Abstract

Data-driven methods have transformed the prospects of the computational chemical sciences, with machine-learned interatomic potentials (MLIPs) speeding up calculations by several orders of magnitude. I reflect on theory-driven, as opposed to data-driven, discovery based on ab initio random structure searching (AIRSS), and then introduce two new methods that exploit machine-learning acceleration. I show how long high-throughput anneals, between direct structural relaxation, enabled by ephemeral data-derived potentials (EDDPs), can be incorporated into AIRSS to bias the sampling of challenging systems towards low-energy configurations.
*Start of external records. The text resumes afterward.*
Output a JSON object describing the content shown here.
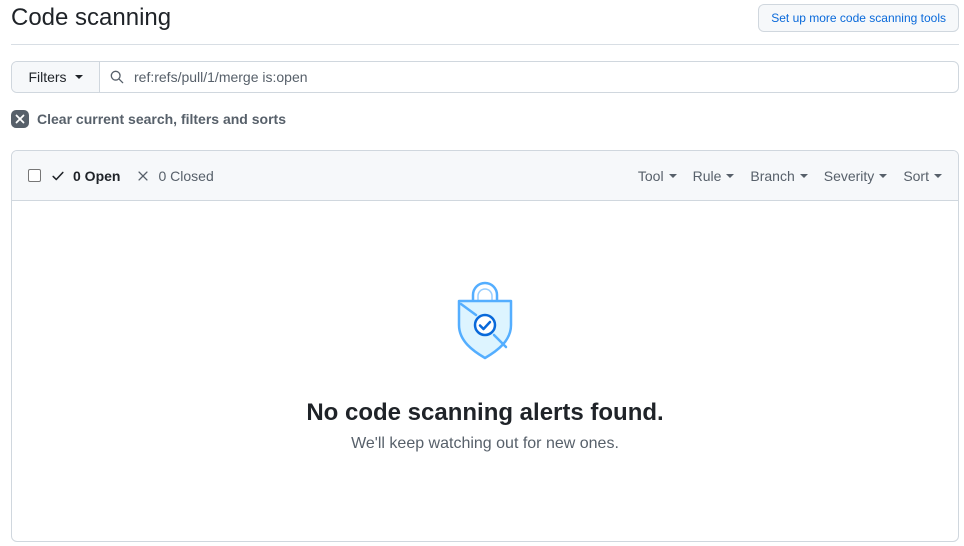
{
  "header": {
    "title": "Code scanning",
    "setup_button": "Set up more code scanning tools"
  },
  "filter_bar": {
    "filters_label": "Filters",
    "search_value": "ref:refs/pull/1/merge is:open"
  },
  "clear": {
    "label": "Clear current search, filters and sorts"
  },
  "results": {
    "open_label": "0 Open",
    "closed_label": "0 Closed",
    "filters": [
      "Tool",
      "Rule",
      "Branch",
      "Severity",
      "Sort"
    ]
  },
  "empty_state": {
    "title": "No code scanning alerts found.",
    "subtitle": "We'll keep watching out for new ones."
  },
  "colors": {
    "accent": "#0969da",
    "icon_blue": "#54aeff"
  },
  "icons": {
    "search": "search-icon",
    "clear": "x-circle-icon",
    "open": "check-icon",
    "closed": "x-icon",
    "empty": "shield-check-icon"
  }
}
Hot AIRSS (hot-AIRSS) preserves the parallel advantage of random search, while allowing much more complex systems to be tackled. This is demonstrated through searches for complex boron structures in large unit cells. I then show how low-energy carbon structures can be directly generated from a single, experimentally determined, diamond structure. An extension to the generation of random sensible structures, candidates are stochastically generated and then optimised to minimise the difference between the EDDP environment vector and that of the reference diamond structure. The distance-based cost function is captured in an actively learned EDDP. Graphite, small nanotubes and caged, fullerene-like, structures emerge from searches using this potential, along with a rich variety of tetrahedral framework structures. Using the same approach, the pyrope, Mg3Al2(SiO4)3, garnet structure is recovered from a low-energy AIRSS structure generated in a smaller unit cell with a different chemical composition. The relationship of this approach to modern diffusion-model-based generative methods is discussed.